The two most common numbers are 630nm and 850nm. They are not interchangeable. They do different things, at different depths, in different tissue.

What the number actually measures

Nanometres measure wavelength -- the distance between peaks of a light wave. In the visible and near-infrared spectrum, shorter wavelengths sit in the red range (around 620-700nm). Longer wavelengths push into near-infrared (700-1100nm), which the eye cannot see but tissue can absorb.

Penetration depth changes with wavelength. 630nm light is absorbed closer to the surface -- skin, superficial tissue, collagen layers. 850nm travels deeper, reaching muscle, joint tissue, and bone.

630nm -- the surface layer

At 630nm, research suggests the primary interaction is with mitochondria in surface cells. Some studies show this wavelength may support collagen synthesis, skin repair processes, and surface-level inflammation responses. The evidence base here is stronger than many people assume -- there are hundreds of published studies on red light and skin biology.

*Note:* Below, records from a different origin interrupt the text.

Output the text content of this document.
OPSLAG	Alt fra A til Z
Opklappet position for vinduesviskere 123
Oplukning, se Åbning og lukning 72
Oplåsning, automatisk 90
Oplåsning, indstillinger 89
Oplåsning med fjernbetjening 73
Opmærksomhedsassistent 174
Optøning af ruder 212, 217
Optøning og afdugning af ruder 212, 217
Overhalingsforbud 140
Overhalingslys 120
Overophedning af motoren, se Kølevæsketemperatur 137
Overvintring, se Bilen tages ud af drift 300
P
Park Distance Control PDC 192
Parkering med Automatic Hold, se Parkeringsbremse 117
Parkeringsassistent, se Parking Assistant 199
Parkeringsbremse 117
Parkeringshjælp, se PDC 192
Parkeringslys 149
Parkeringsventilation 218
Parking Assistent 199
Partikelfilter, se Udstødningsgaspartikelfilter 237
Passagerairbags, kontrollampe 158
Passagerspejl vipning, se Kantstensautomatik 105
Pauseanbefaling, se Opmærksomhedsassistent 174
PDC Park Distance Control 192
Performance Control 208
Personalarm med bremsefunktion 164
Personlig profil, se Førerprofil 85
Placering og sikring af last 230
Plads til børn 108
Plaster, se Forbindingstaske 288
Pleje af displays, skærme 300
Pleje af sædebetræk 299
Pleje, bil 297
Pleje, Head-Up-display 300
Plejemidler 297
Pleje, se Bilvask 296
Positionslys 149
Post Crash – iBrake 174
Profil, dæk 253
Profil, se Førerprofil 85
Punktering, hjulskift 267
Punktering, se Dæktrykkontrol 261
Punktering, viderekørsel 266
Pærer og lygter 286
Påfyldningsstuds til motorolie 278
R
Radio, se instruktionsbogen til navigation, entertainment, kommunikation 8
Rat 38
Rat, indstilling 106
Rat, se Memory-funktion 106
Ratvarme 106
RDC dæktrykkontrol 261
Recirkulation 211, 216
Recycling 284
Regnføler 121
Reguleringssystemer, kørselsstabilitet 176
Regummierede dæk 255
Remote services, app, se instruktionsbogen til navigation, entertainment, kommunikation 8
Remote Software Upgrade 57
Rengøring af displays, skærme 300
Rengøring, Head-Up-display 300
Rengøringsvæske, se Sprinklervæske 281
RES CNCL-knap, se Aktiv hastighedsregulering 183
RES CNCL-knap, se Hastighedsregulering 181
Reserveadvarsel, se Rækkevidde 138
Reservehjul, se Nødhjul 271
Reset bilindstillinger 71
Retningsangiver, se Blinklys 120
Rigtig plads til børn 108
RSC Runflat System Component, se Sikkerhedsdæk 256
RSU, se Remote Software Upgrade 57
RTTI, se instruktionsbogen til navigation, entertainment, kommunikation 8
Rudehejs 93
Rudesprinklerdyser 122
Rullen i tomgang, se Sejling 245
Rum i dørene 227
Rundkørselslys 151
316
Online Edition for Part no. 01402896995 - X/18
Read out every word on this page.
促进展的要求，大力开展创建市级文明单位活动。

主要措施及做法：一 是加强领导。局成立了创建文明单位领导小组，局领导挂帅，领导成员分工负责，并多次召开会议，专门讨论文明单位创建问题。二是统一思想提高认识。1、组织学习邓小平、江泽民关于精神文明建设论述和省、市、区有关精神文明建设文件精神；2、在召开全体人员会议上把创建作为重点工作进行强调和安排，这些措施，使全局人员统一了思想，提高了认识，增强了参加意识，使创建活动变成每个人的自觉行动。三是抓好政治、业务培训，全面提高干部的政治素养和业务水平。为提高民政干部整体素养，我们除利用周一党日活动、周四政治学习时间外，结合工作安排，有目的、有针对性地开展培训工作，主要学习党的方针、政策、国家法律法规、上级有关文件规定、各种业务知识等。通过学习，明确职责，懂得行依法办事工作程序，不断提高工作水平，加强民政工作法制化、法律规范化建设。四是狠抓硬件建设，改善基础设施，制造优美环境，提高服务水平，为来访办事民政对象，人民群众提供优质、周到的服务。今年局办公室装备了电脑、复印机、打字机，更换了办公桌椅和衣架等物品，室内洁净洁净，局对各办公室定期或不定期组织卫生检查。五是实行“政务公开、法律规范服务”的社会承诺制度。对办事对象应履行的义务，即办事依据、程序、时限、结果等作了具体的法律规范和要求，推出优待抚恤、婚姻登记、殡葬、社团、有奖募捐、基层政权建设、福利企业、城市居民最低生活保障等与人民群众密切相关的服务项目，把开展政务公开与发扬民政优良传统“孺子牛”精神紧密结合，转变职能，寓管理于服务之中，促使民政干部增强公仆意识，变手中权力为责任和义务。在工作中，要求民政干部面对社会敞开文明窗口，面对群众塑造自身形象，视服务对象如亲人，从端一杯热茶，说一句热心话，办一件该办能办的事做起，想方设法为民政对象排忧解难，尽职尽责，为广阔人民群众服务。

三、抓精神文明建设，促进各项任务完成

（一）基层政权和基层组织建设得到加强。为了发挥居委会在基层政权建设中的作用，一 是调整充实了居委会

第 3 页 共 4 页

If your primary interest is skin texture, wound healing, or surface recovery, 630nm is where most of the studied mechanisms sit.

850nm -- going deeper

Near-infrared at 850nm penetrates several centimetres into tissue. This is the range most commonly used in studies examining muscle recovery, joint inflammation, and pain signalling. It may also cross the blood-brain barrier in sufficient doses -- which is why some researchers are examining it for cognitive and neurological applications.

If your interest is muscle recovery, joint support, or deeper tissue work, 850nm is the wavelength doing most of the relevant work.

Why most devices include both

A device that combines 630nm and 850nm covers both layers simultaneously. For whole-body panels and cap-style devices like the Lumina series, this dual-wavelength approach means you are not choosing between surface and depth -- you are addressing both in a single session.

The ratio of red to near-infrared varies by manufacturer and claimed use case. There is no universal optimal ratio in the literature yet -- this is an active area of research.

What this means practically

Before choosing a device, ask what you are actually trying to support. Surface-focused goals lean toward the 630nm range. Deeper tissue and recovery goals lean toward 850nm. Most general wellness and recovery devices include both.

Irradiance (power output, measured in mW/cm2) and distance from the device matter as much as wavelength. A high-irradiance 850nm device used at the correct distance will outperform a low-irradiance device at the same wavelength every time.

This article is for educational purposes. Red light therapy devices are not medical treatments. Consult a qualified healthcare provider before using any device if you have a medical condition.